Two Pennsylvania state agencies dealing with the environment, parks, and conservation say they are outraged at a proposal by GOP-led state representatives that would take away hundreds of millions of dollars meant for much-needed projects to close the state budget gap.
Much of the money is already committed to toxic-site cleanups as well as rehabilitation and repair of state forests. Advocates say it would also impact grants dedicated to open space and local parks.
A group of rank-and-file House Republican members who floated “the Taxpayer’s Budget” last week say the environmental-fix money is needed to raise $2.4 billion to cover deficits from last year’s budget and the current spending plan.
“The Taxpayers’ Budget will not cost one job, compromise one service, or close one agency,” the House Republicans say of their proposal. “It does not call for a tax increase or need one dollar to be borrowed.”

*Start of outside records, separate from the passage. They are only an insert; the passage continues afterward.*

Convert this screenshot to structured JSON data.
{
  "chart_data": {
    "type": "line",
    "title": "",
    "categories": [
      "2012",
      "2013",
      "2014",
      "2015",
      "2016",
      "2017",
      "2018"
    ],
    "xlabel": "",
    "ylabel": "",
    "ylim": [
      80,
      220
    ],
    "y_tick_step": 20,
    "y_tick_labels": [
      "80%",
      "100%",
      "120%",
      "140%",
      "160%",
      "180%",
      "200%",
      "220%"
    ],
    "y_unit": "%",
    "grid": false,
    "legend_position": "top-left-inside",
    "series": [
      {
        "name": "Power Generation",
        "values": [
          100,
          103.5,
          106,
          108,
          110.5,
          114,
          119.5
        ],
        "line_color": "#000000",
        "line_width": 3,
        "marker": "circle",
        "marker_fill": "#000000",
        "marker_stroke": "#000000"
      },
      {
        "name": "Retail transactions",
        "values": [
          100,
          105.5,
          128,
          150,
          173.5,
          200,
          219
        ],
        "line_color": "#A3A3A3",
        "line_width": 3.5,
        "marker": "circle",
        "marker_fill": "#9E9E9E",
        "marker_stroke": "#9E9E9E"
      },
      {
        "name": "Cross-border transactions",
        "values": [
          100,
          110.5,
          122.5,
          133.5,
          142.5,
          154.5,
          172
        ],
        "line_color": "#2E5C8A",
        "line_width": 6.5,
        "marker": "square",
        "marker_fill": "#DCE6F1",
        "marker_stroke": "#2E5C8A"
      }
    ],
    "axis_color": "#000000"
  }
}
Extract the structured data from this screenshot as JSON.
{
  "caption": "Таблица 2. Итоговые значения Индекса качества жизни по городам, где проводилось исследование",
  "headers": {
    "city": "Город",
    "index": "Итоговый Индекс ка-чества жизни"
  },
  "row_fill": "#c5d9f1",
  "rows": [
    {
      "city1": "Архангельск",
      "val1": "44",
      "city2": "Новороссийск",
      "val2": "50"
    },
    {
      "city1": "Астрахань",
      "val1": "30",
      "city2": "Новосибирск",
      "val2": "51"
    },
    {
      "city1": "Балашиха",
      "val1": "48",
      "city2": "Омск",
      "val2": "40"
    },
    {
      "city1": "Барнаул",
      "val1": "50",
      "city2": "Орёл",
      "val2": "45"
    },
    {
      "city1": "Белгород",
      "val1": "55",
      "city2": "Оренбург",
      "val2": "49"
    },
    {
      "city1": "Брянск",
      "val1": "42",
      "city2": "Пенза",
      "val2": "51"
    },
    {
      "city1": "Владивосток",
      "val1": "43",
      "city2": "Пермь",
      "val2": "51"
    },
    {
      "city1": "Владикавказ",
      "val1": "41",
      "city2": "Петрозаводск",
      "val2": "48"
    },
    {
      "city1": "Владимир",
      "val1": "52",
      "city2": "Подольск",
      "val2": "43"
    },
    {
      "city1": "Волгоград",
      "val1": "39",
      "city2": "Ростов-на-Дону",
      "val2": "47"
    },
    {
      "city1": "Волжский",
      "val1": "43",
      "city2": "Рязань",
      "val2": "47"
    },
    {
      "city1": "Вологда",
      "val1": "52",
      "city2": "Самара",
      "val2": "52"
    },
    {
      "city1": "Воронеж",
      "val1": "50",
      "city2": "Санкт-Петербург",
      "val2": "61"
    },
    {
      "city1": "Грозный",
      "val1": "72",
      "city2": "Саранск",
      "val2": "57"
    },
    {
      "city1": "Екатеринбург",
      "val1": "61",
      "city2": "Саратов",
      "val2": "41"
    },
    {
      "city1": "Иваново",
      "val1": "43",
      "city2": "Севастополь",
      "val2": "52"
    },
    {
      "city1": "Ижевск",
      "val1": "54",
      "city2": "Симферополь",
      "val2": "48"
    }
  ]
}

Gov. Wolf has already called the plan “nonsense” and urged the House to approve a $2.2 billion bipartisan plan that passed the Senate in July. A $32 billion spending plan became law this summer, but has yet to be funded. Wolf faces the possibility of freezing some spending on Friday in order to prevent the state’s main bank account from going below zero.
The Departments of Environmental Protection and Conservation and Natural Resources say they are caught in the legislative jockeying.
The DEP says the Republican plan would take money from 41 special funds, including dollars earmarked for hazardous-site cleanup and environmental projects.
Last Friday, DEP Secretary Patrick McDonnell fired off a letter to leadership of the House Environmental Resources and Energy Committee, saying the GOP proposal “will create serious threats to the health and safety of Pennsylvanians and our environment.”
The DEP says that if passed, the plan “would postpone or cancel cleanup of toxic sites and projects in coal communities, halt mine land reclamation and a major manufacturing project, and possibly violate the Pennsylvania State Constitution.”
McDonnell cited the possibility of taking $100 million from an underground tank storage fund meant to pay for cleanups of 1,000 sites with cancer-causing chemicals.
He also said the scheme would hurt the Growing Greener program, which funds farmland preservation, open space, parks maintenance, abandoned-mine cleanups, and other efforts. It would also remove $17.5 million from an industrial-sites cleanup program.
McDonnell noted that the state Supreme Court has already declared taking money collected for environmental purposes and using it elsewhere to be unconstitutional.
“It doesn’t matter if it is $1 or $1 million – these funds are not a piggy bank. These funds have been strategically dedicated to projects that are making a difference for Pennsylvania communities,” said McDonnell.
David Hess, in his blog for PaEnvironmentDigest.com, tallied up what he calls a $450 million “raid” on state environmental funds that would amount to “the largest cut in environmental funding ever proposed in the state’s history.”
Cindy Adams Dunn, head of the Department of Conservation and Natural Resources, came out Tuesday against the plan, saying it would cut $145 million contractually committed to “hundreds of projects in communities across Pennsylvania. …”
In a statement, she said, “Claims that cuts to dedicated funds would not impact programs or jobs are inaccurate. Removing money from these special dedicated funds would mean postponing and canceling projects to help Pennsylvania communities and public lands, without the use of general operating dollars.”
In the Philadelphia region, projects would include repairs to the Delaware Canal system, including aqueducts and the Bridge to Odette’s in New Hope.
“This would ….[cause] quality of life and economic tourism losses,” she said.
The vote could come this week in the House.
State Rep. Dan Moul, who has been an outspoken supporter of the GOP budget proposal, could not be reached immediately Tuesday for comment.